Chorleywood Process, a new way of producing bread, also meant the basic loaf

could be produced more cheaply and quickly than ever. The takeaway sandwich

quickly began to fill the niche as a fast, cheap lunch choice.

Today the average time taken to eat lunch - usually in front of the computer -

is roughly 15 minutes, according to researchers at the University of

Westminster. The original meaning of lunch or "nuncheon" as a small, quick

snack between proper meals is just as apt now as it ever was.

Dinner

Family dinner 1938

Dinner was the one meal the Romans did eat, even if it was at a different time

of day.

In the UK the heyday of dinner was in the Middle Ages. It was known as "cena",

Latin for dinner. The aristocracy ate formal, outrageously lavish dinners

around noon. Despite their reputation for being unruly affairs, they were

actually very sophisticated, with strict table manners.

Continue reading the main story

Food for Richard II's 1387 dinner

Ingredients included 14 salted oxen

84lb salted venison

12 boar, including heads

120 sheep heads

400 rabbits

50 swans

150 castrated roosters

1,200 pigeons

210 geese

11,000 eggs

12 gallons of cream

Source: Recipewise

Discover more about Richard II

Try out Fanny Cradock's recipes

They were an ostentatious display of wealth and power, with cooks working in

the kitchen from dawn to get things ready, says Yeldham. With no electricity

cooking dinner in the evening was not an option. Peasants ate dinner around

midday too, although it was a much more modest affair.

As artificial lighting spread, dinner started to be eaten later and later in

the day. It was in the 17th Century that the working lunch started, where men

with aspirations would network.

The middle and lower classes eating patterns were also defined by their working

hours. By the late 18th Century most people were eating three meals a day in

towns and cities, says Day.

By the early 19th Century dinner for most people had been pushed into the

evenings, after work when they returned home for a full meal. Many people,

however, retained the traditional "dinner hour" on a Sunday.

The hallowed family dinner we are so familiar with became accessible to all in

the glorious consumer spending spree of the 1950s. New white goods arrived from

America and the dream of the wife at home baking became a reality.
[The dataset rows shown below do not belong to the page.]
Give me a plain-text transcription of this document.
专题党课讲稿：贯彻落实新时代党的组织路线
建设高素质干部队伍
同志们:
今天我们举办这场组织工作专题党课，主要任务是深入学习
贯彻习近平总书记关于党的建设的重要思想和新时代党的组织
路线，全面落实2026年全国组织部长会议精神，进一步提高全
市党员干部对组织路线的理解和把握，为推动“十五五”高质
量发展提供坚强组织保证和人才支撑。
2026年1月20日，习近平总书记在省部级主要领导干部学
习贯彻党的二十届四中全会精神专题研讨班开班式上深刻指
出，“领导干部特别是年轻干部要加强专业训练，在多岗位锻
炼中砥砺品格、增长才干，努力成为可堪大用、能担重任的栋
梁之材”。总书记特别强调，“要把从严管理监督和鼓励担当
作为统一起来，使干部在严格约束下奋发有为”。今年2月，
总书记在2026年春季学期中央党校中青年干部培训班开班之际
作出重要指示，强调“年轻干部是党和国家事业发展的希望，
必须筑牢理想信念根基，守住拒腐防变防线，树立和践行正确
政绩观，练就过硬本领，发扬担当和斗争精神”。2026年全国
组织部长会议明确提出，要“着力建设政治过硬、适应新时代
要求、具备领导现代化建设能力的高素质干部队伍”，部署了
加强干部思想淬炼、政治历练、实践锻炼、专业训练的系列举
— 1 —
Then the TV

arrived.

TV cook Fanny Cradock brought the 1970s Cordon Bleu dinner to life. Many

middle-class women were bored at home and found self-expression by competing

with each other over who could hold the best dinner party.

The death knell for the family dinner supposedly sounded in 1986, when the

first microwave meal came on to the market. But while a formal family dinner

may be eaten by fewer people nowadays, the dinner party certainly isn't over -

fuelled by the phenomenal sales of recipe books by celebrity chefs.